今天我把support版本升到了28.0.0 发现V4包 下的KeyEventCompat 类找不到了
com.android.support:appcompat-v4:28.0.0
那是因为KeyEventCompat类被取消了 hasNoModifiers() 方法已经被KeyEvent实现了
修改为:
if (event.hasNoModifiers()) {
handled = arrowScroll(FOCUS_FORWARD);
} else if (event.hasModifiers(KeyEvent.META_SHIFT_ON)) {
handled = arrowScroll(FOCUS_BACKWARD);
}
参考链接
Android Q(Android 10)适配
应用读取 Device_ID
Android Q 之前有如下代码,获取设备Id,IMEI等
TelephonyManager telManager = (TelephonyManager) context.getSystemService(Context.TELEPHONY_SERVICE); telManager.getDeviceId(); telManager.getImei();
添加下面权限,并且需要动态申请权限
<uses-permission android:name="android.permission.READ_PHONE_STATE" />
在 Android Q 上调用上面方法会报错
java.lang.SecurityException: getDeviceId: The user xxxx does not meet the requirements to access device identifiers.
或者
E/Exception: getSubscriberId: The user xxxx does not meet the requirements to access device identifiers.

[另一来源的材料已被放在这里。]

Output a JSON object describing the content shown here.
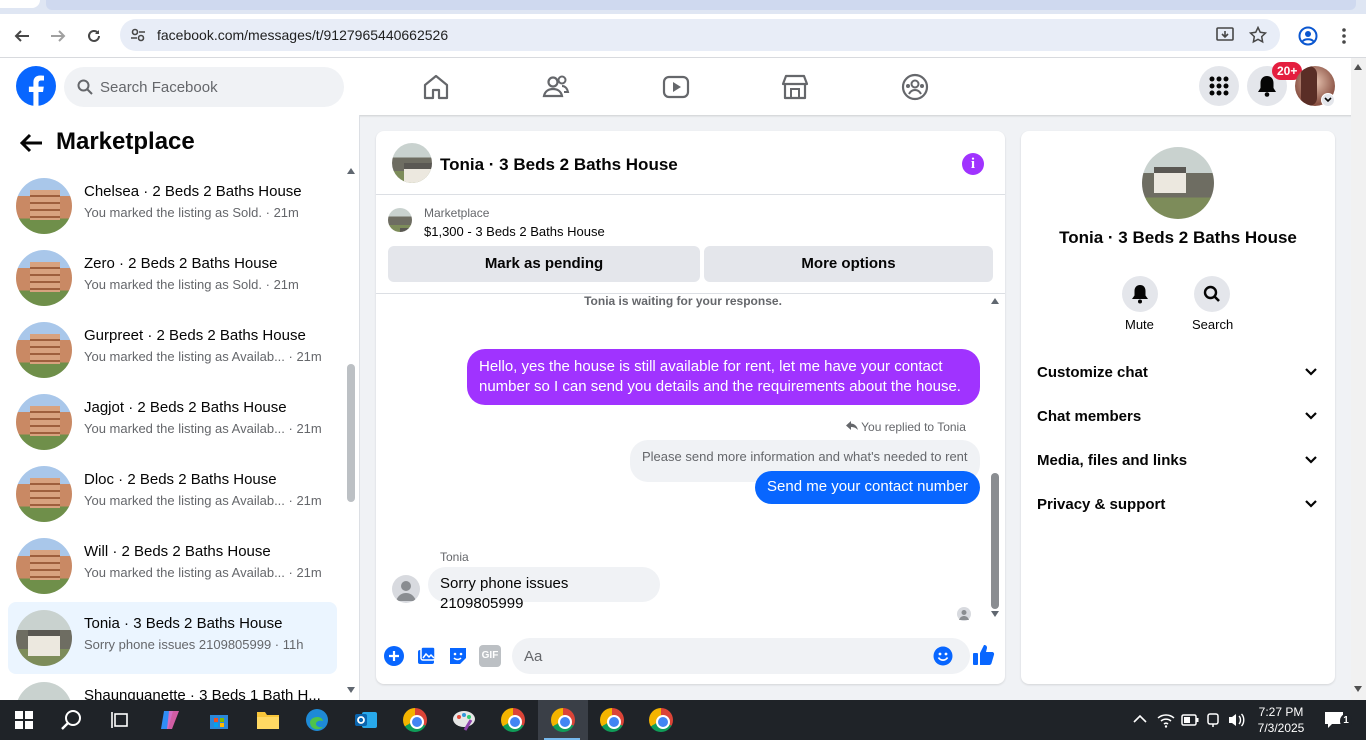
{
  "browser": {
    "url": "facebook.com/messages/t/9127965440662526"
  },
  "header": {
    "search_placeholder": "Search Facebook",
    "notif_badge": "20+",
    "nav_icons": [
      "home-icon",
      "friends-icon",
      "video-icon",
      "marketplace-icon",
      "groups-icon"
    ]
  },
  "left": {
    "title": "Marketplace",
    "conversations": [
      {
        "name": "Chelsea · 2 Beds 2 Baths House",
        "sub": "You marked the listing as Sold. · 21m"
      },
      {
        "name": "Zero · 2 Beds 2 Baths House",
        "sub": "You marked the listing as Sold. · 21m"
      },
      {
        "name": "Gurpreet · 2 Beds 2 Baths House",
        "sub": "You marked the listing as Availab... · 21m"
      },
      {
        "name": "Jagjot · 2 Beds 2 Baths House",
        "sub": "You marked the listing as Availab... · 21m"
      },
      {
        "name": "Dloc · 2 Beds 2 Baths House",
        "sub": "You marked the listing as Availab... · 21m"
      },
      {
        "name": "Will · 2 Beds 2 Baths House",
        "sub": "You marked the listing as Availab... · 21m"
      },
      {
        "name": "Tonia · 3 Beds 2 Baths House",
        "sub": "Sorry phone issues 2109805999 · 11h"
      },
      {
        "name": "Shaunquanette · 3 Beds 1 Bath H...",
        "sub": ""
      }
    ]
  },
  "chat": {
    "title": "Tonia · 3 Beds 2 Baths House",
    "marketplace_label": "Marketplace",
    "listing": "$1,300 - 3 Beds 2 Baths House",
    "mark_pending": "Mark as pending",
    "more_options": "More options",
    "waiting": "Tonia is waiting for your response.",
    "msg_sent_1": "Hello, yes the house is still available for rent, let me have your contact number so I can send you details and the requirements about the house.",
    "replied_to": "You replied to Tonia",
    "quoted": "Please send more information and what's needed to rent",
    "msg_sent_2": "Send me your contact number",
    "sender_label": "Tonia",
    "msg_received": "Sorry phone issues 2109805999",
    "composer_placeholder": "Aa",
    "gif_label": "GIF"
  },
  "right": {
    "name": "Tonia · 3 Beds 2 Baths House",
    "mute": "Mute",
    "search": "Search",
    "sections": [
      "Customize chat",
      "Chat members",
      "Media, files and links",
      "Privacy & support"
    ]
  },
  "taskbar": {
    "time": "7:27 PM",
    "date": "7/3/2025",
    "notif_count": "1"
  },
  "colors": {
    "fb_blue": "#0866ff",
    "purple": "#a033ff",
    "badge_red": "#e41e3f"
  }
}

java.lang.SecurityException: getSubscriberId: The user xxxx does not meet the requirements to access device identifiers.
在 Android Q 上上面方法已经不能使用了,如果获取设备唯一Id,需要使用其他方式了,谷歌提供的获取唯一标识符做法见 文档,也可以用Android_ID,上面这些也不是绝对能得到一个永远不变的Id,可能需要多种方案获取其他Id,比如有谷歌商店的手机可以使用谷歌提供的广告Id,还有其他厂商一般都会提供手机的一个唯一Id。
我们项目现在使用下面这种方式 参考链接。要求生成之后,存储在应用的本地数据库中,读取的时候,优先从本地数据库读取上次存储的设备ID,不要每次都调用下面的接口获取,下面的接口不能保证每次都返回相同结果。

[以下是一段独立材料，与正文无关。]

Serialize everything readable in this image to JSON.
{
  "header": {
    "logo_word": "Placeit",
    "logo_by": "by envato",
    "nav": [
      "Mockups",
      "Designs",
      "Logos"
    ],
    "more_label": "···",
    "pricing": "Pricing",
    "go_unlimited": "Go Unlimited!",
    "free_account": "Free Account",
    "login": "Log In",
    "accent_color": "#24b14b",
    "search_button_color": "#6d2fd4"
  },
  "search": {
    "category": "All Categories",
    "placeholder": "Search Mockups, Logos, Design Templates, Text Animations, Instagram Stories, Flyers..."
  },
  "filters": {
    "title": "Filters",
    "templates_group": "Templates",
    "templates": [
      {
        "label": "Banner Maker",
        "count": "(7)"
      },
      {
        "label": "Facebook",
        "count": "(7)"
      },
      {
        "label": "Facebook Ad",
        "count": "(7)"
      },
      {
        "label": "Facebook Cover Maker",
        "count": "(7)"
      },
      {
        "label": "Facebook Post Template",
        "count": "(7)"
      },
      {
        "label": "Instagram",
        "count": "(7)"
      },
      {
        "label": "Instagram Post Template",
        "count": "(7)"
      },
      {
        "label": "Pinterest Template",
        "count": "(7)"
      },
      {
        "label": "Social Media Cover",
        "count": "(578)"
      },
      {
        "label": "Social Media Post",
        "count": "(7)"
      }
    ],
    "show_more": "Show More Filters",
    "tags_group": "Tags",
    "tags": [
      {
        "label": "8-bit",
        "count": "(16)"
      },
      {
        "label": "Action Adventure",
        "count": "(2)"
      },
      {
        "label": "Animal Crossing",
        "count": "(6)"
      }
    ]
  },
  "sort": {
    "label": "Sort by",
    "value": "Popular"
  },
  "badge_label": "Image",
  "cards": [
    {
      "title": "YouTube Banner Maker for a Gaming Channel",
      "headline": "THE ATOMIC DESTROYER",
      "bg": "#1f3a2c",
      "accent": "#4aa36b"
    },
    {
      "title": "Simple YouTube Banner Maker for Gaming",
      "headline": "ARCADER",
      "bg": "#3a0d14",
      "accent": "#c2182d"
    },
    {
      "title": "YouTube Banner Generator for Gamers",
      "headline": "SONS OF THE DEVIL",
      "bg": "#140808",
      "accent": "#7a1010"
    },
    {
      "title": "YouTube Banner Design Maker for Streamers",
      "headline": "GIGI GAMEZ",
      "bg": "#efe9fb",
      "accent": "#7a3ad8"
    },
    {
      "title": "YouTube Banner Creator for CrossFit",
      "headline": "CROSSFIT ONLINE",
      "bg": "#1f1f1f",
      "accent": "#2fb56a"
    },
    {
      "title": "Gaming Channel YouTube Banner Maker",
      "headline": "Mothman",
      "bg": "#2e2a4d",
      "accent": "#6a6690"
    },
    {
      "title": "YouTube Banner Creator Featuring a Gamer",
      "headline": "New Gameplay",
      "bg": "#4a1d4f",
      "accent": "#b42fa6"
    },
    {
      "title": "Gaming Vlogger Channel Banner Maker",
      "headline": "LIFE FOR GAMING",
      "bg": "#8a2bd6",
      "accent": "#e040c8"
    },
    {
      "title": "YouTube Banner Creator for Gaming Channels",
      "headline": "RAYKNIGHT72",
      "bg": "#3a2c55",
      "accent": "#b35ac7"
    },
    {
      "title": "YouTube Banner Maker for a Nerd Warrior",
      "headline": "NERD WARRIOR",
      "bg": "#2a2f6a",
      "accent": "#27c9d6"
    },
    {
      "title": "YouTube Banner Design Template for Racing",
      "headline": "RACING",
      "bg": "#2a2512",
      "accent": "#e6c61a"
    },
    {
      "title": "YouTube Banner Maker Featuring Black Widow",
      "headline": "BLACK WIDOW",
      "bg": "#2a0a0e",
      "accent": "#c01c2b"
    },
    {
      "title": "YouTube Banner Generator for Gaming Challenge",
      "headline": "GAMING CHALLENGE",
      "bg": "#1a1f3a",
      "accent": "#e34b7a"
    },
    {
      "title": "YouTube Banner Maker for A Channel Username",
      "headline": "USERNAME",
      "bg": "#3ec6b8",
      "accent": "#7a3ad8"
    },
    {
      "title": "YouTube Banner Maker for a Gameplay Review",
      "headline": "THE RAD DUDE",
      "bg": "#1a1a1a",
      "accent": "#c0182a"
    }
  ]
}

public static String getDeviceId(Context context) {
final int targetSdkVersion = context.getApplicationInfo().targetSdkVersion;
if (targetSdkVersion > Build.VERSION_CODES.P && Build.VERSION.SDK_INT > Build.VERSION_CODES.P) {
return getUniqueID(context);
} else {
return getTelId(context);
}
}
private static String getTelId(Context context) {
final TelephonyManager manager = (TelephonyManager)context.getSystemService(Context.TELEPHONY_SERVICE);
return manager.getDeviceId();
}
private static String getUniqueID(Context context) {
String id = null;
final String androidId = Settings.Secure.getString(context.getContentResolver(), Settings.Secure.ANDROID_ID);
if (!TextUtils.isEmpty(androidId) && !"9774d56d682e549c".equals(androidId)) {
try {
UUID uuid = UUID.nameUUIDFromBytes(androidId.getBytes("utf8"));
id = uuid.toString();
} catch (UnsupportedEncodingException e) {
e.printStackTrace();
}
}
if (TextUtils.isEmpty(id)) {
id = getUUID();
}
return TextUtils.isEmpty(id) ? UUID.randomUUID().toString() : id;
}
private static String getUUID() {
String serial = null;
String m_szDevIDShort = "35" +
Build.BOARD.length() % 10 + Build.BRAND.length() % 10 +
((null != Build.CPU_ABI) ? Build.CPU_ABI.length() : 0) % 10 +
Build.DEVICE.length() % 10 + Build.DISPLAY.length() % 10 +
Build.HOST.length() % 10 + Build.ID.length() % 10 +
Build.MANUFACTURER.length() % 10 + Build.MODEL.length() % 10 +
Build.PRODUCT.length() % 10 + Build.TAGS.length() % 10 +
Build.TYPE.length() % 10 + Build.USER.length() % 10; //13 位
if (Build.VERSION.SDK_INT <= Build.VERSION_CODES.P) {
try {
if (Build.VERSION.SDK_INT >= Build.VERSION_CODES.O) {
serial = android.os.Build.getSerial();
} else {
serial = Build.SERIAL;
}
//API>=9 使用serial号
return new UUID(m_szDevIDShort.hashCode(), serial.hashCode()).toString();
} catch (Exception exception) {
serial = "serial" + UUID.randomUUID().toString(); // 随便一个初始化
}
} else {
serial = android.os.Build.UNKNOWN + UUID.randomUUID().toString(); // 随便一个初始化
}
//使用硬件信息拼凑出来的15位号码
return new UUID(m_szDevIDShort.hashCode(), serial.hashCode()).toString();
}
参考链接
error=86, Bad CPU type in executable
最近在维护一个`N`久的项目时,发现在`mac`升级系统为`10.15.5`后(Android Studio 4.0,gradle 2.3.1),编译失败了,报错如下:
Cannot run program "/Users/xxxx/Android/sdk/build-tools/23.0.1/aapt": error=86, Bad CPU type in executable
原因是最新版本的`macOS Catalina(10.15.5)`已经不支持`32`位的应用了,只能运行`64`位的应用。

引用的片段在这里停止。